One thing that these shocking numbers cannot convey is the tremendous amount of pain that many average Europeans are living through on a daily basis at this point.  To get a peek into what life is like in Greece these days, check out this short excerpt from a recent Bloomberg article

Anastasia Karagaitanaki, 57, is a former model and cafe owner in Thessaloniki, Greece. After losing her business to the financial crisis, she now sleeps on a daybed next to the refrigerator in her mother’s kitchen and depends on charity for food and insulin for her diabetes.

“I feel like my life has slipped through my hands,” said Karagaitanaki, whose brother also shares the one-bedroom apartment. “I feel like I’m dead.”

For thousands of Greeks like Karagaitanaki, the fabric of middle-class life is unraveling. Teachers, salaries slashed by a third, are stealing electricity. Families in once-stable neighborhoods are afraid to leave their homes because of rising street crime.

All over Europe, people that have lost all hope are actually setting themselves on fire in a desperate attempt to draw attention.  Millions of formerly middle class Europeans have lost everything and are becoming increasingly desperate.  Suicide and crime are skyrocketing all over southern Europe and massive street riots are erupting on a regular basis.
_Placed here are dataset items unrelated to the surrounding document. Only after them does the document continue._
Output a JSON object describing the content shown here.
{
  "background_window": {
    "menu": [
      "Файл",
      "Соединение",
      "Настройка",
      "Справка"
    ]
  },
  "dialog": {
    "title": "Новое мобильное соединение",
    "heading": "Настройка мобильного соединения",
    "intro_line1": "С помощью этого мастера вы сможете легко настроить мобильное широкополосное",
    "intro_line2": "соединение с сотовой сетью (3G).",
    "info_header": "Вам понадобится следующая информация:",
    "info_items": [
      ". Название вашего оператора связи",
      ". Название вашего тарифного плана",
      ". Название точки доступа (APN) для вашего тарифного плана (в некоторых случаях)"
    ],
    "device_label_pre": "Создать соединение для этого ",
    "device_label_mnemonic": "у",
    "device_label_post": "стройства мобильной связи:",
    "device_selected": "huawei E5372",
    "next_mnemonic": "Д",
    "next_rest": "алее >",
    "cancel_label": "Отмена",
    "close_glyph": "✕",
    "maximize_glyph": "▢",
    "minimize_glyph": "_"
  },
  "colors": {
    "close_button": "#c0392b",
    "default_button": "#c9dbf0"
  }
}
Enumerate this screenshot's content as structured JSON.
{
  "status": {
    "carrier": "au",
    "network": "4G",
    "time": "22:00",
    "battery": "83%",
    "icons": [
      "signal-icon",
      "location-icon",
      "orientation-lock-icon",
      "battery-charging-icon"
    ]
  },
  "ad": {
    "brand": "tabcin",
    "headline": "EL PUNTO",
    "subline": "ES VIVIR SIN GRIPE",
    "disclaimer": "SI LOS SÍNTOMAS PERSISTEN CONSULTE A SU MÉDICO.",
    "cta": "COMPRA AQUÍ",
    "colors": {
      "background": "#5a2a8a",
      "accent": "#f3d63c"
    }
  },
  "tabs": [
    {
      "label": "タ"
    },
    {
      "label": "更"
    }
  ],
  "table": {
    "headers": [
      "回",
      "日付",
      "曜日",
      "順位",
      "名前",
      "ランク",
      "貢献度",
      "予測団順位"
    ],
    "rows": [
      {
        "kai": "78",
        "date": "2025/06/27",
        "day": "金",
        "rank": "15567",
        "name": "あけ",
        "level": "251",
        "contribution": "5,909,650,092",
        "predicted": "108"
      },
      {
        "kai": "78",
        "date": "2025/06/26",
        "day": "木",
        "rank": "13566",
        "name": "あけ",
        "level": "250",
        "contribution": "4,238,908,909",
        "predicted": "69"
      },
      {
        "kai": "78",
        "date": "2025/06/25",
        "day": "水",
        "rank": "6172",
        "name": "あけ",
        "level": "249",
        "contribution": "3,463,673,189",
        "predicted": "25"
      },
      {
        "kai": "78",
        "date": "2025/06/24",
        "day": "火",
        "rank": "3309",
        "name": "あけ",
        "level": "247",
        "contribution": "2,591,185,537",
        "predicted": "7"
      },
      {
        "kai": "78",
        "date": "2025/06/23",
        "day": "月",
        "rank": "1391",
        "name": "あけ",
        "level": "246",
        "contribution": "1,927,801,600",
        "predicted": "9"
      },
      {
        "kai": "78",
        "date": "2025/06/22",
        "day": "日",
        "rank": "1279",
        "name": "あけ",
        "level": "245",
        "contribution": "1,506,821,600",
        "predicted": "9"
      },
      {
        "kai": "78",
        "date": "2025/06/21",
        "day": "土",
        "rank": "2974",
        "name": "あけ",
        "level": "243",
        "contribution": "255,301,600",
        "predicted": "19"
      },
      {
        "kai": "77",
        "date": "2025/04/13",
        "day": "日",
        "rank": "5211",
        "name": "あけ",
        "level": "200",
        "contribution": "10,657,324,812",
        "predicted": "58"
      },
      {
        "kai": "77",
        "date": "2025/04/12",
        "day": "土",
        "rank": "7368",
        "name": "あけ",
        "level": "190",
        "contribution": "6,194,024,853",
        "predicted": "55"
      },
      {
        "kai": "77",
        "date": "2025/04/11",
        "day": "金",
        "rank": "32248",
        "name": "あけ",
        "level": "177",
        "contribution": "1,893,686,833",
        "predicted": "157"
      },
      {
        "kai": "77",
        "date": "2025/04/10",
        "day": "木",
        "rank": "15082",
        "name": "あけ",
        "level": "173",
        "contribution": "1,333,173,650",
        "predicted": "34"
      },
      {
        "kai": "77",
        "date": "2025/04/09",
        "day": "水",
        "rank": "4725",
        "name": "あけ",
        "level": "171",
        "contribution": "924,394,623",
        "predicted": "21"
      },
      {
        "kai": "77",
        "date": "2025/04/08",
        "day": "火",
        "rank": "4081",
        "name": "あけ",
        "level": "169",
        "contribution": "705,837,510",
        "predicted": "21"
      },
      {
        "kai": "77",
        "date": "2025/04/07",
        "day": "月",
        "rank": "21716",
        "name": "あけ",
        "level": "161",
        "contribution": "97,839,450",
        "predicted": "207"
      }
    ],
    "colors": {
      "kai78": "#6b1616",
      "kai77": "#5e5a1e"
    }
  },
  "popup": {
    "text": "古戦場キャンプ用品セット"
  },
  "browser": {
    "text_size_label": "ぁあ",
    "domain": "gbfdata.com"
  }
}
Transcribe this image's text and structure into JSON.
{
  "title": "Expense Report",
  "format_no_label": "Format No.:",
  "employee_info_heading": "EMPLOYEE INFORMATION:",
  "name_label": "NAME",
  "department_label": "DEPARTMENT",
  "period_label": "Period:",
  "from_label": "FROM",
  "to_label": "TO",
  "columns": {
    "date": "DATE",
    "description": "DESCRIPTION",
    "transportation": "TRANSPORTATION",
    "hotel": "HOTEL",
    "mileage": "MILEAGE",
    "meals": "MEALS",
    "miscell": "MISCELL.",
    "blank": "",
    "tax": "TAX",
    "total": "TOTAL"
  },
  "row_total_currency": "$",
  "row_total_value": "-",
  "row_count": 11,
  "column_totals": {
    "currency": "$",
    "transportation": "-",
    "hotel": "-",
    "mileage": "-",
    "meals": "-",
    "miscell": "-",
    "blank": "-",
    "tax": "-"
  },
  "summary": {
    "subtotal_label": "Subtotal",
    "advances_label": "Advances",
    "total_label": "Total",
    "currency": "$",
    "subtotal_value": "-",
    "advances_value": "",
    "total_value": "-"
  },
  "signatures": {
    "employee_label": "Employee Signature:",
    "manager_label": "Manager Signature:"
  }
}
Unfortunately, this is just the beginning.  Things are going to get even worse for Europe.

Meanwhile, those of us living in the United States smugly look down our noses at Europe because we are still living in a false bubble of debt-fueled prosperity.

But eventually we will feel the sting of austerity as well.  The recent fiscal cliff deal was an indication of that.  Taxes are going up and government spending is at least going to slow down.  It won’t be too long before the effects of that are felt in the economy.

And of course the reality of the situation is that the U.S. economy really did not perform very well at all during 2012 when you take a look at the numbers.  The cold, hard truth is that the U.S. economy has been declining for a very long time, and there are a whole bunch of reasons to expect that our decline will accelerate even further in 2013.

So if you are an American, don’t laugh at what is happening over in Europe at the moment.  We are headed down the exact same path that they have gone, and we are going to experience the same kind of suffering that they are going through right now.

Use these last few “bubble months” to prepare for what is ahead.  At some point this “hope bubble” will disappear and then the time for preparation will be over.